I have been programming since I was around 5 years old. It all started when my grandmother, your typical conservative southern christian with this spontaneous liberal streak that comes from out of the middle-of-fucking nowhere, bought one of the first consumer computers put on the market: the ole so lovely TRS-80. This computer, in short, was just a keyboard (the computer part was in the keyboard) that you plugged into a television set. It had no disk drives to speak of, no real operating system, and when you turned it on, it just gave you a BASIC prompt (on that god-awful, eye scorching green background). It did however, have a tape recorder that you could use to save your data onto (using an audio cassette tape). Which of course you did, because after typing on the TRS-80 for more than an hour you inevitably ran out of memory. The TRS-80 only had 4 KB of RAM.

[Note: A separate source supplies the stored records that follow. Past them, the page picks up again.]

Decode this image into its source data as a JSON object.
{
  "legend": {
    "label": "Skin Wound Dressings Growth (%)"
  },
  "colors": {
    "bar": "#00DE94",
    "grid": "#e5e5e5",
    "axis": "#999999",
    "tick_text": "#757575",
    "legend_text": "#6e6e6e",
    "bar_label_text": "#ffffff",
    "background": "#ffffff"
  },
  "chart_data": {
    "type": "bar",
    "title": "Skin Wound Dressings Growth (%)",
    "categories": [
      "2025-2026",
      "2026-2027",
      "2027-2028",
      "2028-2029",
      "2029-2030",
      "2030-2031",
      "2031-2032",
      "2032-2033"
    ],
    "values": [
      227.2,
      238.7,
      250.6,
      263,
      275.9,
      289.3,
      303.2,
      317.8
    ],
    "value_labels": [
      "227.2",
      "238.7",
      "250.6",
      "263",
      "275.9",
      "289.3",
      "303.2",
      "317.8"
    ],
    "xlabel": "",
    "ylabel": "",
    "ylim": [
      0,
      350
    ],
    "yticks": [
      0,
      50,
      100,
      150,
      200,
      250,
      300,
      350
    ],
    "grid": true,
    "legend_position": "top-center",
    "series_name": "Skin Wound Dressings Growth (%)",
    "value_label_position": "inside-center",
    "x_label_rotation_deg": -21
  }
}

Side note: I am still fascinated by the tape recorder because essentially, the technology was the foundation for the modem, thus bulletin board services, message boards, thus the Internet, email, thus ADSL, eventually fiber, and this whole ridiculous networked world we live in now. It was technology way before its time. Computers could talk from the time computers hit the store shelves.
So, being that the green screen got boring rather quickly, I started entering the programs from the book it came with line for line, running them, and staying impressed for like five minuets before I just moved on to the next program. Before I knew it I was done with the entire book — and was bored again. So I started fiddling. I found I could change text in programs to make it say raunchy things (well, raunchy for a 5 year-old). Before I knew it, I was making my own programs.
My brother would sit down with me and a piece of graph paper and he would draw out a grid for a text-based adventure game. He would mark out where the bottomless pits and monsters would be, where the doors would be, the keys, and I would just sit back nodding my head at his creative genius. 30 minuets to an hour later we would have our game, I would save it on tape, and if we were really, really lucky, we could even load it back in and play it again. Those tapes were notoriously bad for losing data.
One more quick tangent: I found out later that I had reversed all the “East” and “West” commands in the games we made so the programs were essentially a mirror image of what my brother designed. In other words, I could program in BASIC, but the whole “East/West” thing? No, too much.
Inevitably this story will continue, to the detriment of all three of you reading.